Thursday, July 7, 2011

Lawn Mower Safety

The power lawn mower is considered one of the most dangerous tools around the home. Each year, more than 74,000 small children, adolescents and adults are injured by rotary, hand and riding power mowers due to improper handling.

Lawn mower injuries include deep cuts, loss of fingers and toes, broken and dislocated bones, burns, and eye and other injuries. Some injuries are very serious. Both users of mowers and those who are nearby can be hurt.

The kinetic energy (motion) imparted by a standard rotary blade is comparable to the energy generated by dropping a 21-pound weight from a height of 100 feet or is equal to three times the muzzle energy of a .357 Magnum pistol. Blade speed can eject a piece of wire or an object at speeds up to 100 miles per hour.

The most commonly injured person is an adult 25-64 (those most often doing the mowing) or a child under age five. About a fourth of all lawnmower injuries (22%) involve the wrist, hand or finger. About 14% involve foot, ankle or toes.
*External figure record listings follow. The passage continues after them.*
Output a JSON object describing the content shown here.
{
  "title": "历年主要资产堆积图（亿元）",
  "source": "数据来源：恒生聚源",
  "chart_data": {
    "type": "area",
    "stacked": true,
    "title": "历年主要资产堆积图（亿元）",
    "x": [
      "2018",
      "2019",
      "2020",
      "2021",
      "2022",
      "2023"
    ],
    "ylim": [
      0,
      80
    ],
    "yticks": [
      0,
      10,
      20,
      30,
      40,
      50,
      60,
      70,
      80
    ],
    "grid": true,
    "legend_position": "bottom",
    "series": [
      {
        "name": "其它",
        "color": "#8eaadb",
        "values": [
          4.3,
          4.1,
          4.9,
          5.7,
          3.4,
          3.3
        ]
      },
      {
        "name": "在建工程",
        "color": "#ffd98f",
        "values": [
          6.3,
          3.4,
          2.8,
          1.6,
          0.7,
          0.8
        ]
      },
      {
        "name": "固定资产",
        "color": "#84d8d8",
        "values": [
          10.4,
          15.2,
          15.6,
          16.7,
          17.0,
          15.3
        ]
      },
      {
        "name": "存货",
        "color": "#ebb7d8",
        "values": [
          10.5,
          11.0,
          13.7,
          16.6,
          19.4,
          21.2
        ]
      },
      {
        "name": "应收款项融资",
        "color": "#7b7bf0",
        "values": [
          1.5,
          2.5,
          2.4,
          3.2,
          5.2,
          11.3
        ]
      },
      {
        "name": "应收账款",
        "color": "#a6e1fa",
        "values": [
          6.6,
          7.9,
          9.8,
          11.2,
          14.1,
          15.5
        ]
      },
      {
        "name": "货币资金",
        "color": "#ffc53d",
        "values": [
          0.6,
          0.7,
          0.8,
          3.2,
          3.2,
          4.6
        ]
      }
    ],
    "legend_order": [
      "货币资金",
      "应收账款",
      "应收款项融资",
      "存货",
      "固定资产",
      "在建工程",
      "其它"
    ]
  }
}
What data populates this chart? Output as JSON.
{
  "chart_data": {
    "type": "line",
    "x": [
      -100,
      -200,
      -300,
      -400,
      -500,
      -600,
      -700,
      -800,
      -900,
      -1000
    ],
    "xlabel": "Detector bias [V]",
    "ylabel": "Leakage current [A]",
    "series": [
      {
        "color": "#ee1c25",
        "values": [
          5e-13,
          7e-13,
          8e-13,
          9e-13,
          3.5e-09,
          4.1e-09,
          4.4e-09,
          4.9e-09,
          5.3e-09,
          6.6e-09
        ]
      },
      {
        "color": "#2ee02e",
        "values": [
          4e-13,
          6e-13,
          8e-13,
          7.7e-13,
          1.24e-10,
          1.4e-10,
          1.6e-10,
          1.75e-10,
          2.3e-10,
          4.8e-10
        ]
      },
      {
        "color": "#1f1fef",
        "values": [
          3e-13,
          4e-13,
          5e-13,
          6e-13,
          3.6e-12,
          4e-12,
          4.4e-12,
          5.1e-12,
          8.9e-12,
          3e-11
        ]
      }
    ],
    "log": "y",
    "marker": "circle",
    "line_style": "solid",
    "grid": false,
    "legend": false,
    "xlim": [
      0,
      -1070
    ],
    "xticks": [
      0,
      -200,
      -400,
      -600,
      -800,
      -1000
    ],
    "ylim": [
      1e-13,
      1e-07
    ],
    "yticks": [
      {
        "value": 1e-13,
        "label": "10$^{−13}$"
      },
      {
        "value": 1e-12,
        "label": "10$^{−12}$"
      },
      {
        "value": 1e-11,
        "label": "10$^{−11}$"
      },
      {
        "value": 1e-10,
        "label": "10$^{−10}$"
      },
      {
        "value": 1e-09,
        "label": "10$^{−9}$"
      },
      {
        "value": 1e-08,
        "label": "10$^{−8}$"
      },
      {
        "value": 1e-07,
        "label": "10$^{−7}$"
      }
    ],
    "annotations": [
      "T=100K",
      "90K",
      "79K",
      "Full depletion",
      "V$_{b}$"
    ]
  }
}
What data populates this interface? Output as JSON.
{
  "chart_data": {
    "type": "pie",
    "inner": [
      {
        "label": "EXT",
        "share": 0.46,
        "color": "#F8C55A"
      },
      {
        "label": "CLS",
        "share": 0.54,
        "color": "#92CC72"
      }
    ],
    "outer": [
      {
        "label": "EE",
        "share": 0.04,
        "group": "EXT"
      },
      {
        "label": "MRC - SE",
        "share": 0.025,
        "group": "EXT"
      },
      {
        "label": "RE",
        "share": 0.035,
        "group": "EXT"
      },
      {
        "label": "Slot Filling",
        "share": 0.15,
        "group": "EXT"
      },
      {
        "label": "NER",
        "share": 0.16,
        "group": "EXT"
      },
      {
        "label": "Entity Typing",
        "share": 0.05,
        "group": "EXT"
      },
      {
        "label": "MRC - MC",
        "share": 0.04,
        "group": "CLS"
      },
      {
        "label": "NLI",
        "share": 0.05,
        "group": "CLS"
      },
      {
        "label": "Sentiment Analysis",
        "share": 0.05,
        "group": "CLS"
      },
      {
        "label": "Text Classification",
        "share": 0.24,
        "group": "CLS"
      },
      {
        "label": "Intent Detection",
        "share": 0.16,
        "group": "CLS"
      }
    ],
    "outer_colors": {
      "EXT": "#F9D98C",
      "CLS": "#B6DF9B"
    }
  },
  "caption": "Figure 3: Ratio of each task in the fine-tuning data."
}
Of all the hand and foot injuries, about 25% will result in amputation.

Safety Tips

  • As with other power tools and equipment, do not operate a lawn mower when consuming alcohol.
  • Wear appropriate clothing: sturdy shoe, not sandal; eye and hearing protection.
  • Children should be at least 12-years-old before they operate any lawn mower, and at least 16 years old for a ride-on mower.
  • Children should never be passengers on ride-on mowers.
  • Young children should be at a safe distance from the area you are mowing.
  • Pick up stones, toys and debris from the lawn to prevent injuries from flying objects.
  • Use a mower with a control that stops it from moving forward if the handle is released.
  • Never pull backward or mow in reverse unless absolutely necessary - carefully look for others behind you when you do.
  • Start and refuel mowers outdoors - not in a garage. Refuel with the motor turned off and cool.
  • Blade settings should be set by an adult only.
  • Wait for blades to stop completely before removing the grass catcher, unclogging the discharge chute, or crossing gravel roads. (As a safety feature, some newer models have a blade/brake clutch that stops the blade each time the operator releases the handle.)

To help educate the public and prevent injuries, the American Society for Reconstructive Microsurgery (ASRM), American Society of Plastic Surgeons (ASPS), and American Society of Maxillofacial Surgeons (ASMS) offer a video, “When Lawn Mowers Attack,” with tips on how to avoid injuries




U.S. Consumer Product Safety Commission, National Electronic Injury Surveillance System (NEISS) Online.

Lawn Mower Safety; American Academy of Pediatrics

Keep Your Hands Safe: Follow Lawnmower Safety Tips; American Society for Surgery of the Hand

Lawn mower-related injuries to children; J Trauma. 2005; 59(3):724-8; Abstract

1 comment:

SeaSpray said...

Hi Ramona - Good post.

Years ago, when I was a new on the job for emergency registration and during my first week working solo, a dad came running in with his *little* screaming child wrapped in a blanket. He frantically told me her toes were cut off when he accidentally backed over her with the riding mower. he had been giving her a ride and then she asked to go in the house. he let her off and he backed up ..thinking she had left. Later someone else came in with her toes in a cup with ice, stating it was getting dark and he had to use a flashlight to look through the grass.

I knew someone who used to mow without the guard on because it kept getting grass stuck in it and another neighbor who mows while drinking alcohol and leaves the mower running (a hand one) when he goes in the house for something.

People just don't think. No one thinks they will have an accident. I don't know anyone who mows using eye protection but is a good idea.